Jouer une Coupe d’Europe, sur le papier, c’est génial. Le revers de la médaille, c’est que cela coûte un peu d’argent ! Le VNVB est bien placé pour le savoir. « Dès le mois d’avril, on doit programmer notre budget pour la saison prochaine », explique le vice-président Fabien Pelc. « On prévoit large pour rester dans nos frais. » Cette année, pour le premier déplacement à Lisbonne, Vandoeuvre Nancy a ainsi dû faire des choix. « On est parti en avion car c’était moins cher, mais également moins long. »

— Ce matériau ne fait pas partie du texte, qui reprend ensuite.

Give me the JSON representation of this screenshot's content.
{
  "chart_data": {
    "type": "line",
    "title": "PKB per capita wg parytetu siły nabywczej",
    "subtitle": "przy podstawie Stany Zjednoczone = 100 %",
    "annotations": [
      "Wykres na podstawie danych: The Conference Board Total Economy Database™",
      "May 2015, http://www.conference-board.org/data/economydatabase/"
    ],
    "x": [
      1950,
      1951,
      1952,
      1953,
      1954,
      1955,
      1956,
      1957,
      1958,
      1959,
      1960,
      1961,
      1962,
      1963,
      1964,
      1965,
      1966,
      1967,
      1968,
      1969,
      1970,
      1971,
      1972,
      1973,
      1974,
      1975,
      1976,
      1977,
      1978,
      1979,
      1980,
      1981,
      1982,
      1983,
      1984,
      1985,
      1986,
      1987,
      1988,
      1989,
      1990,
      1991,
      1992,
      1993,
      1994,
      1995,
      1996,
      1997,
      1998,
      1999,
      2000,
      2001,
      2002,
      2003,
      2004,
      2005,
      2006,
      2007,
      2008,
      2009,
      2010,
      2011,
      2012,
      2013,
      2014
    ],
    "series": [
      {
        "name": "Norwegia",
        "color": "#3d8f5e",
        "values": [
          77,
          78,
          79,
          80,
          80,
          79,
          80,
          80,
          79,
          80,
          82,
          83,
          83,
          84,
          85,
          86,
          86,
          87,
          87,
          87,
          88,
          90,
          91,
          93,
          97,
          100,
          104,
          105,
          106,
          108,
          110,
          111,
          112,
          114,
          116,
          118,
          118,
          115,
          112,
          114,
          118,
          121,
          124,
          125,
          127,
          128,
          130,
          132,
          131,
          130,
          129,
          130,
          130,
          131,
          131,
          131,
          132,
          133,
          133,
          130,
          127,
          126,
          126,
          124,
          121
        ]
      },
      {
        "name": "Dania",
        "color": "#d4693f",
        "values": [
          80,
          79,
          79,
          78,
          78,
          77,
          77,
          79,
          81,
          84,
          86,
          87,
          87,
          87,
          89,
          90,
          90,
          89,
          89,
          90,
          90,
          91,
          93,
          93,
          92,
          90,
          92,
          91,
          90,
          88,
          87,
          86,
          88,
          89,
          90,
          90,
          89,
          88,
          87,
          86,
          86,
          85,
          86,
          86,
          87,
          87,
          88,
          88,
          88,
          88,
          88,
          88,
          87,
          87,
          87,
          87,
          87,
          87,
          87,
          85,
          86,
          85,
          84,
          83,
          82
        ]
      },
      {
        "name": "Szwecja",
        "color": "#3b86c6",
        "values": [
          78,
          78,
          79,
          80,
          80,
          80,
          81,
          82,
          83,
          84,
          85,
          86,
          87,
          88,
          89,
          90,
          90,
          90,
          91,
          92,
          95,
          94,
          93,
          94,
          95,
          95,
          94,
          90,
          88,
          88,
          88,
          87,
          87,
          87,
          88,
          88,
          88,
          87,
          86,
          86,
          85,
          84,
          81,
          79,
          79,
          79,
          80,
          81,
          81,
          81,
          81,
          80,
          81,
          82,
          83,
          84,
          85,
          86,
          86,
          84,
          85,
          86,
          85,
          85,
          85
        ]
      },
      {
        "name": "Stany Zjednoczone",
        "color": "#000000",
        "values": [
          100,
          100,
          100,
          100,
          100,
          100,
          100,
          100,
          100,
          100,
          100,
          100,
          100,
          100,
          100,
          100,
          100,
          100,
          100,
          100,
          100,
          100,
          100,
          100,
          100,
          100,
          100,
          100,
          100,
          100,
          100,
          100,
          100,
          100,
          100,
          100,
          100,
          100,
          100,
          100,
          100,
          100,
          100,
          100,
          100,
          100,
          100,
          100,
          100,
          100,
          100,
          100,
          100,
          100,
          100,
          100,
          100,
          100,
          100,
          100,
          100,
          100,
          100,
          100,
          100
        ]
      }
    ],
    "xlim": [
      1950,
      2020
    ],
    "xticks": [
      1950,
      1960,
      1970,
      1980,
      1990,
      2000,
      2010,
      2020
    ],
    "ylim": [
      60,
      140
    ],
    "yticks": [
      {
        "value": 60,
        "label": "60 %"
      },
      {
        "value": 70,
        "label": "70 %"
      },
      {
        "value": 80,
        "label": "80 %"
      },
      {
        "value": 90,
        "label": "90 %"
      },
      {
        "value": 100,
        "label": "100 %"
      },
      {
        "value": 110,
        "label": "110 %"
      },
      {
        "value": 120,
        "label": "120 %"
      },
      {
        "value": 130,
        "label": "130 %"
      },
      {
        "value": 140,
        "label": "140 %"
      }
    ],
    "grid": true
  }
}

Cette fois, pour se rendre à Chieri, il a fallu choisir le type de bus. « L’an dernier à Maribor (Slovénie), nous étions partis avec un bus couchette. Mais cette année, le tarif passait du simple au double ! On a donc opté pour un bus avec des sièges inclinables. »

Optimisation du temps

Cette année, hasard du calendrier, le VNVB a souvent eu la chance de pouvoir faire d’une pierre deux coups, en enchaînant la Coupe d’Europe et une rencontre de championnat sur le trajet retour. « Cela réduit aussi les dépenses. Ça fait de longues semaines, mais on optimise au maximum. »

Après le match en Italie, jeudi, les joueuses se rendront ainsi directement à Chamalières, où elles joueront samedi. « On gagne aussi une nuit d’hôtel, puisqu’elles rentreront dans la nuit de samedi à dimanche, après le match. La Coupe d’Europe, c’est des dépenses, mais ça nous apporte de la visibilité et ça nous permet d’attirer des joueuses aussi. »

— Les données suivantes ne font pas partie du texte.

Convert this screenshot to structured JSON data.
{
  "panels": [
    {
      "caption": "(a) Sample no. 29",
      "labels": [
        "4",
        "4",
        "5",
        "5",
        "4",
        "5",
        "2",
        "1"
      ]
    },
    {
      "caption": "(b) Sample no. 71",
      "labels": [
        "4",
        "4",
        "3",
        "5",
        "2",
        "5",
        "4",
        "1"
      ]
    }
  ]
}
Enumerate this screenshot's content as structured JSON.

Les recettes supplémentaires compensent assez peu cet investissement. « Les seules recettes qu’on a, ce sont la billetterie et la buvette. Ça fait rentrer un peu d’argent dans les caisses du club, mais on n’est pas à l’équilibre. »

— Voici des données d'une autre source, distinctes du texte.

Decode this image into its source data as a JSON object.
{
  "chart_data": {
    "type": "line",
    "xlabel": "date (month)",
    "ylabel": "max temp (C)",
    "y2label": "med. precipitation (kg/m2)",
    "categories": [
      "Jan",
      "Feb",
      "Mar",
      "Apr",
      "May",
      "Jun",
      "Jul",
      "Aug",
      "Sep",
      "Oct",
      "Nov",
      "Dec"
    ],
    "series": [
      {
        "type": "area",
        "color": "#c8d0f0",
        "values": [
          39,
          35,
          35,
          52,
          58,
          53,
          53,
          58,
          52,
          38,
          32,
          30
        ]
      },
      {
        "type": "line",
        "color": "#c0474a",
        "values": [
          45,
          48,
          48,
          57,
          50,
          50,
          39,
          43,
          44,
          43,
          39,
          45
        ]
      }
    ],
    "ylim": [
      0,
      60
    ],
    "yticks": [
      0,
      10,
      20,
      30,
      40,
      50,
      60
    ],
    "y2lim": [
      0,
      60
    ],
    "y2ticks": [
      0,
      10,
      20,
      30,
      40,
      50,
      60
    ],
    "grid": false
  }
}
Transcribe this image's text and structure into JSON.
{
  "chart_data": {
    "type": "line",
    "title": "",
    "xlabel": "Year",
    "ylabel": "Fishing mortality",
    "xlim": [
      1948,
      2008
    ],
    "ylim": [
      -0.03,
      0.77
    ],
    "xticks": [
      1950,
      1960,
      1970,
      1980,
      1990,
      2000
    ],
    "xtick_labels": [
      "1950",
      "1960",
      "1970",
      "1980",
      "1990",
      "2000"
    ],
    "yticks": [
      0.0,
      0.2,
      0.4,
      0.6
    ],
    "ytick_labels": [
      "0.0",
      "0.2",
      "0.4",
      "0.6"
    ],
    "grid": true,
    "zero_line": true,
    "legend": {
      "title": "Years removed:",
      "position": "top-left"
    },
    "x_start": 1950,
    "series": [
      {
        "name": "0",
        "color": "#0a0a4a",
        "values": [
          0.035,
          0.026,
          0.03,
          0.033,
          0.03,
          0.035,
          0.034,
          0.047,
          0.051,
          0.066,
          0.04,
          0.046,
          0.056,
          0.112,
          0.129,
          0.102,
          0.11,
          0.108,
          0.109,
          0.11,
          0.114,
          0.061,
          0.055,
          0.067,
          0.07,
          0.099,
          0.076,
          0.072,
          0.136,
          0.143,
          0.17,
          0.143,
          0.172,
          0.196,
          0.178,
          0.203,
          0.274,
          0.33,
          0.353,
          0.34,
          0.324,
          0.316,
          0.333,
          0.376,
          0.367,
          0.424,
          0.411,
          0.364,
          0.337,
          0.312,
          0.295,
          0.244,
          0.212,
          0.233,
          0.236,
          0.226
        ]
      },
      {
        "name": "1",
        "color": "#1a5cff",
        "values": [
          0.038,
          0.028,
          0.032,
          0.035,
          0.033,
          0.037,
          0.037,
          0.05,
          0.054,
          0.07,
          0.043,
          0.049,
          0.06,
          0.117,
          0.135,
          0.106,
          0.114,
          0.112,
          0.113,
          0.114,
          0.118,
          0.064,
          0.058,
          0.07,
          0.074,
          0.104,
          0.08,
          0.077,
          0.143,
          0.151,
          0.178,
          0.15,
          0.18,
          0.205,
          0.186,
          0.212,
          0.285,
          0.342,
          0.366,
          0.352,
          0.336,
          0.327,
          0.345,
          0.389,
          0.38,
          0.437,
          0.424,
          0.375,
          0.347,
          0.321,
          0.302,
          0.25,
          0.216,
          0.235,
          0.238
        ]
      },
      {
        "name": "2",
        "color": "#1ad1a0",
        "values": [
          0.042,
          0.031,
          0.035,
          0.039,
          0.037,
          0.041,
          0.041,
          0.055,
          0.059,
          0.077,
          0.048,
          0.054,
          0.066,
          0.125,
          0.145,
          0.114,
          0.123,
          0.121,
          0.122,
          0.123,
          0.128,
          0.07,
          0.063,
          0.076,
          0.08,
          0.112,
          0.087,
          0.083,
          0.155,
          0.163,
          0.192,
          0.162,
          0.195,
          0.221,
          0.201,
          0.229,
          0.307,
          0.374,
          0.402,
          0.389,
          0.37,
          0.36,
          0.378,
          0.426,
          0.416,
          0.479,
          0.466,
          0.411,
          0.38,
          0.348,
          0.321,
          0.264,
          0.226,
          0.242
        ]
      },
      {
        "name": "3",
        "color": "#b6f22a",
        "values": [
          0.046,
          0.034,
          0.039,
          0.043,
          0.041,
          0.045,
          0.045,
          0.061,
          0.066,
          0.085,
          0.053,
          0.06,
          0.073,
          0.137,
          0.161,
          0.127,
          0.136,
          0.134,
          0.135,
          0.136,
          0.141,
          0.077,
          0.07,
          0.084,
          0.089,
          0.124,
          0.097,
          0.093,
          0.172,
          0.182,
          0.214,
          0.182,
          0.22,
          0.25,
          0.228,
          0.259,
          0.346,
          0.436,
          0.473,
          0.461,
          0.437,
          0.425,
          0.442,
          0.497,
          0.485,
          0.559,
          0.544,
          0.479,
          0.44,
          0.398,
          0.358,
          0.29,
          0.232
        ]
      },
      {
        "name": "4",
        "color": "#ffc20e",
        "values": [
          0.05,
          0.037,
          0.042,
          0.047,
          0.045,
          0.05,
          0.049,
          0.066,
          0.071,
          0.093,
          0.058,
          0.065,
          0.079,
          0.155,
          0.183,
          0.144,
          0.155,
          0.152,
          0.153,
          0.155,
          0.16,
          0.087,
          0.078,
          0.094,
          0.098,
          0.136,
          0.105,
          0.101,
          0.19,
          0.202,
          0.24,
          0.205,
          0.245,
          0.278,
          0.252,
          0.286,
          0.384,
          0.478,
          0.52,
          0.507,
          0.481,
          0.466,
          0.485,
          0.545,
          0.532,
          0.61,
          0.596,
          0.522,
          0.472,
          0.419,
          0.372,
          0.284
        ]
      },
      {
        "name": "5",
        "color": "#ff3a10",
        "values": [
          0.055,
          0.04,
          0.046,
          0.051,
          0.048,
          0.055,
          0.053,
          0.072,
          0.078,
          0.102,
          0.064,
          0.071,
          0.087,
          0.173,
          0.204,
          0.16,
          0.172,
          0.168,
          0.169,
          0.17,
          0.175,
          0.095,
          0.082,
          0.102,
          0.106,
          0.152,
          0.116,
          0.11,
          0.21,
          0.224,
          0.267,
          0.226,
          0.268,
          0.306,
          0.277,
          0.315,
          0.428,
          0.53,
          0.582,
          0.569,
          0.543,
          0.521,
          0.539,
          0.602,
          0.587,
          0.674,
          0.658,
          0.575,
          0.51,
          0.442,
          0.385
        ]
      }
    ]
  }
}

Globalement, un tour de Coupe d’Europe coûte une quinzaine de milliers d’euros. Parce qu’en plus du déplacement, l’accueil de l’adversaire coûte également de l’argent. « Il faut payer les arbitres, les accueillir dans les meilleures dispositions. Certaines équipes jouent bien le jeu… Nous, ici en Italie, on est sur un hôtel trois étoiles mais qui ne les vaut pas, à 40 minutes de la salle, alors que chez nous, les équipes sont souvent accueillies avec tout à 5 minutes. Mais je ne veux pas me focaliser là-dessus… »

Dommage quand on sait que chaque minute coûte son pesant d’or, surtout en Coupe d’Europe.